The fight against scams requires more than technology – it demands a united front across industries, borders, and sectors. That was the defining message to emerge from the Telecoms Sector Panel at the GASS Summit in Lisbon hosted by Global Anti-Scam Alliance (GASA), where regulators, operators, and industry bodies came together to share insights, showcase innovations, and accelerate collective action.

Setting the Scene: A Trillion-Dollar Threat

Richard Cockle, the Head of Innovation Foundry and Connected Industries at GSMA, opened the session by framing the scale of the challenge. The global scam economy now exceeds US$1 trillion annually, and it is growing. Scammers are organised, adaptive, and borderless. The industry’s response must match that ambition.

Richard highlighted the GSMA’s United Against Scams initiative as the mobile ecosystem’s collective commitment to identifying threats, developing cross-sector solutions, and shaping policy that protects consumers at scale.

Innovation at the Forefront

A key focus of the panel was the role of innovation in outpacing fraudsters. Richard showcased Open Verifiable Calling (OVC), a GSMA Foundry proof-of-concept designed to restore trust in voice communications by enabling verified, identity-driven calling built on open technologies.

OVC addresses one of the most persistent challenges in anti-scam efforts: consumers have no reliable way to know who is really calling them. By introducing a framework for verifiable caller identity, OVC aims to change that, and at scale.

The panel also highlighted how innovation sits at the heart of the United Nations Global Public-Private Partnership Framework Against Fraud, which the GSMA has formally endorsed. Through the GSMA Foundry, the organisation is actively supporting the development and testing of new solutions to combat fraud across the global communications ecosystem.

Five people sit on stools on a stage in front of a green “GASA” backdrop; one woman speaks into a microphone. An audience watches, and a man stands at a lectern with a screen beside him inside a marquee event space.

A Panel of Diverse Voices

What made the Lisbon session particularly powerful was the breadth of perspectives represented. Panellists included:

Moderator: Brian Gorman, Fintech Lead, GSMA

Panelists:

  • Richard Cockle, Head of Innovation Foundry and Connected Industries, GSMA
  • Philippe Millet, Founder and Chairman, One Consortium
  • Will Pinkney, Principal – Networks and Communications, Ofcom
  • Nicholas Rossman, Director of Product Management, Mobile Ecosystem Forum
  • Clara Serrano Solsona, Senior Product Manager, Telefónica

Together, they explored how operators, regulators, and industry bodies are each playing a distinct but complementary role in dismantling the infrastructure scammers rely on, from network-level detection to regulatory frameworks and consumer awareness.

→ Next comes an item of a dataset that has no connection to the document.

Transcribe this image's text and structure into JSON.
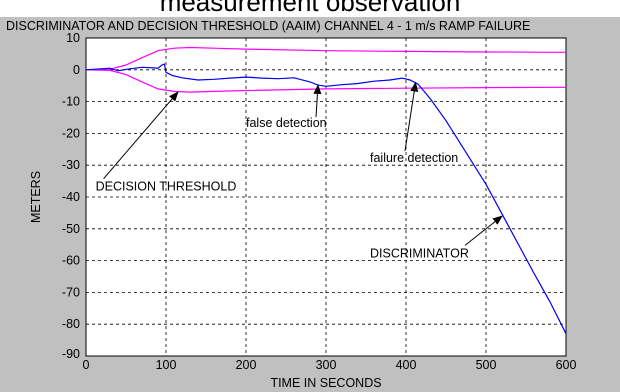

Collaboration is the Only Path Forward

The GASA Lisbon Summit brought together consumer groups, regulators, security services, and industry leaders under one roof, and that breadth of participation was itself a signal. No single actor can solve this alone. But by bringing the right stakeholders together, the industry can accelerate innovation, strengthen consumer trust, and make meaningful, measurable progress.

The GSMA remains committed to convening that coalition and to turning dialogue into action.